Gazyva is a third-generation anti-CD20 antibody developed as a replacement for Rituxan and is most often used in combination with Venclexta for newly diagnosed patients. Gazyva is expected to lose market exclusivity in 2025.
Rituxan is used in various combinations including with Venclexta and Zydelig in the R/R setting, and as part of the FCR combination for certain niche segments of front-line patients. Roche has developed a subcutaneous formulation of Rituxan, but both the intravenous and subcutaneous formulations face increasing competition from intravenous Rituxan biosimilars.
Treanda/Bendeka is typically used either as monotherapy or in combination with an anti-CD20 antibody either for first-line or R/R CLL. In both settings, current NCCN guidelines list Treanda/Bendeka as an "other recommended therapy", and the shift away from chemotherapy/chemoimmunotherapy is expected to lead to a declining market share for Treanda/Bendeka.
A rolling BLA submission has been completed for Ukoniq, a PI3K inhibitor, combined with ublituximab, an anti-CD20 monoclonal antibody, for first-line and R/R CLL. If approved, the Ukoniq combination (TG-1303) will mostly be used in the third-line or later setting where it will compete with Zydelig and Copiktra, with safety favoring Ukoniq. A Phase III trial initiated in 2021 (ULTRA-V) is comparing a fixed-length regimen of TG-1303 combined with Venclexta to TG-1303 given until disease progression.
Breyanzi, a CD19-directed autologous CAR-T therapy, is the only CAR-T therapy being evaluated in a pivotal trial for CLL. Breyanzi's outlook will become clearer once safety and efficacy results from the pivotal trial are available, but CAR-T therapy offers the promise of an effective treatment for R/R high-risk CLL patients and for patients who have failed the three main targeted therapies of BTK inhibitors, Venclexta, and PI3K inhibitors.
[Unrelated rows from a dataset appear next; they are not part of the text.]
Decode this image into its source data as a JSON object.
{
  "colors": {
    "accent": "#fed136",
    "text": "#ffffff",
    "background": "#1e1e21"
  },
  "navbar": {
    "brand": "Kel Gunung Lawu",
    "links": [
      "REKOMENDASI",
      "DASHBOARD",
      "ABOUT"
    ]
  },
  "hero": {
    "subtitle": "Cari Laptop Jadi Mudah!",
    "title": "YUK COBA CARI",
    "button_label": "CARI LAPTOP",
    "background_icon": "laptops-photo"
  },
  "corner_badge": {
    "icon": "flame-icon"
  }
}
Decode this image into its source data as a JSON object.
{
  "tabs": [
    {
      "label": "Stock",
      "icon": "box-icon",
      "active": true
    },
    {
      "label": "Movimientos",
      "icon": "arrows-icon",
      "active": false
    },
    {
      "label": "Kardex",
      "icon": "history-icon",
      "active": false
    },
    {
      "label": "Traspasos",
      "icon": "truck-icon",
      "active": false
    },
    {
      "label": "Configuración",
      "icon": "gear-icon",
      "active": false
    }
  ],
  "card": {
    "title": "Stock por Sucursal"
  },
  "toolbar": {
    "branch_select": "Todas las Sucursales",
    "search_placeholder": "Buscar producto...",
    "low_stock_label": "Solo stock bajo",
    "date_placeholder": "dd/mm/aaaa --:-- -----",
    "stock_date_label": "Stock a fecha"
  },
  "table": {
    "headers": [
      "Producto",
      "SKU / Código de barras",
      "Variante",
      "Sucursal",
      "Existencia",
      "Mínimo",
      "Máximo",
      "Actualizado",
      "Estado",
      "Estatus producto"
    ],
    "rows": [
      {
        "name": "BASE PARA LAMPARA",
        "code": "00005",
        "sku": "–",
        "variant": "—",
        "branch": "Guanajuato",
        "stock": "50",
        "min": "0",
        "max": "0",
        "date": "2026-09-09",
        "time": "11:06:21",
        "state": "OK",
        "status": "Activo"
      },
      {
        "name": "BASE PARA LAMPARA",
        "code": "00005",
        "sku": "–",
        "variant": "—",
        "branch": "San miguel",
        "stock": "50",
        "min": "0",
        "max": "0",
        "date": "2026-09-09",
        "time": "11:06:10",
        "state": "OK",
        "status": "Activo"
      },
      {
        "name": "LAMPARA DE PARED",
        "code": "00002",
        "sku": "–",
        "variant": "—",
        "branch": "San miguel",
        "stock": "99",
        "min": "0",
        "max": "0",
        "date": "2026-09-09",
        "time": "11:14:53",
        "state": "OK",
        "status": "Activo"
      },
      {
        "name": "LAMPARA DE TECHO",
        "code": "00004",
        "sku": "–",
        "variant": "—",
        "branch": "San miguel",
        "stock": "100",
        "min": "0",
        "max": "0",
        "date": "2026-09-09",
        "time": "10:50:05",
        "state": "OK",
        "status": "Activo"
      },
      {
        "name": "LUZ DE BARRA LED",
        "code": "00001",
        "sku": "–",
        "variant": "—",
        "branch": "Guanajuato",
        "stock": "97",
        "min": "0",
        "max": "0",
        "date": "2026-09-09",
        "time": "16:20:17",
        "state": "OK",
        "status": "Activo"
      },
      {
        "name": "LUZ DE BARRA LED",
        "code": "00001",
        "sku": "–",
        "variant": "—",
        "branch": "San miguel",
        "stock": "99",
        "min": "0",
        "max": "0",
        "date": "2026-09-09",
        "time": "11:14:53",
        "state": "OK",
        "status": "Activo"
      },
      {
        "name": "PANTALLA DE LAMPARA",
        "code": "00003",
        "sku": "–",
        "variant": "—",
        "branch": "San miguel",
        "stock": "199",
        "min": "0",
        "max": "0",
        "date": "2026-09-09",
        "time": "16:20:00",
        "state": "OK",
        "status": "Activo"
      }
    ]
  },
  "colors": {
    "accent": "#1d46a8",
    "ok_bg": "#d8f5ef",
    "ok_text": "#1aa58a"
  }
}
Pirtobrutinib and MK-1026 are next-generation BTK inhibitors that reversibly inhibit both wild-type and C481-mutant BTK. These inhibitors have shown good proof-of-concept results in patients resistant to covalent BTK inhibitors due to a C481 mutation. In terms of safety, there were no observations of atrial fibrillation or major bleeding, both of which are adverse events typically associated with the covalent BTK inhibitor class. If results from the dose expansion are positive, these agents may be positioned to seek accelerated approval for patients who fail a BTK inhibitor.
Key recent events include the approval of Calquence in Europe (November 2020) and Japan (January 2021), and Phase III readouts for Calquence (ELEVATE-RR trial), Ukoniq + ublituximab (UNITY-CLL), and Brukinsa (ALPINE).
Key upcoming catalysts for the next 12 months include approval of Ukoniq + ublituximab, and pivotal trial readouts for Brukinsa (SEQUOIA) and Imbruvica + Venclexta (GLOW).
The overall likelihood of approval of a Phase I CLL/SLL asset is 12.1%, and the average probability a drug advances from Phase III is 68.4%. CLL/SLL drugs, on average, take 9.7 years from Phase I to approval, compared to 9.6 years in the overall oncology space.